Russia has said it would exclude from the ceasefire operations against organisations “recognised as terrorist by the UN Security Council”. This would in effect mean air operations against Isis and the al-Qaida-linked Nusra Front could continue, but there is a dispute about what other groups could be categorised as terrorist. The agreement of Iran would also be required.
Kerry did not suggest his ceasefire would lead to a quick change on the ground. He said: “I do not believe that in the next few days, during which time we try to bring this into effect, there is somehow going to be a tipping point with respect to what is happening on the ground … The opposition has made clear their determination to fight back,” he said.

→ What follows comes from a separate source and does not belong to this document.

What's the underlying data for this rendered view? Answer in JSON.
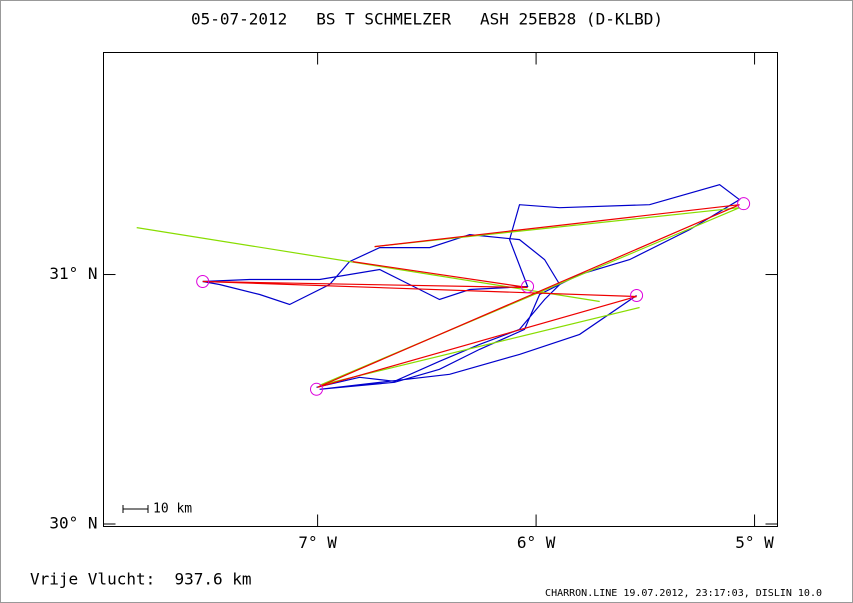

Meanwhile, at least 57 people were killed and 100 people wounded in a pro-government district of Homs, one of the deadliest attacks in the city in five years of civil war, the Syrian Observatory for Human Rights said. The districts hit – in the Zahra neighbourhood – are predominantly Alawite, the minority Muslim sect to which Assad belongs.
Four explosions hit the southern Damascus district of Sayeda Zeinab, where a revered Shia shrine is located, leaving 62 dead and 180 injured, according to the Observatory.
The attacks on Homs and Damascus targeted areas dominated by Muslim minorities reviled by the Sunni radicals of Isis.
A ceasefire and the resumption of aid deliveries has become a de facto precondition for substantive peace talks to start on a future government for Syria.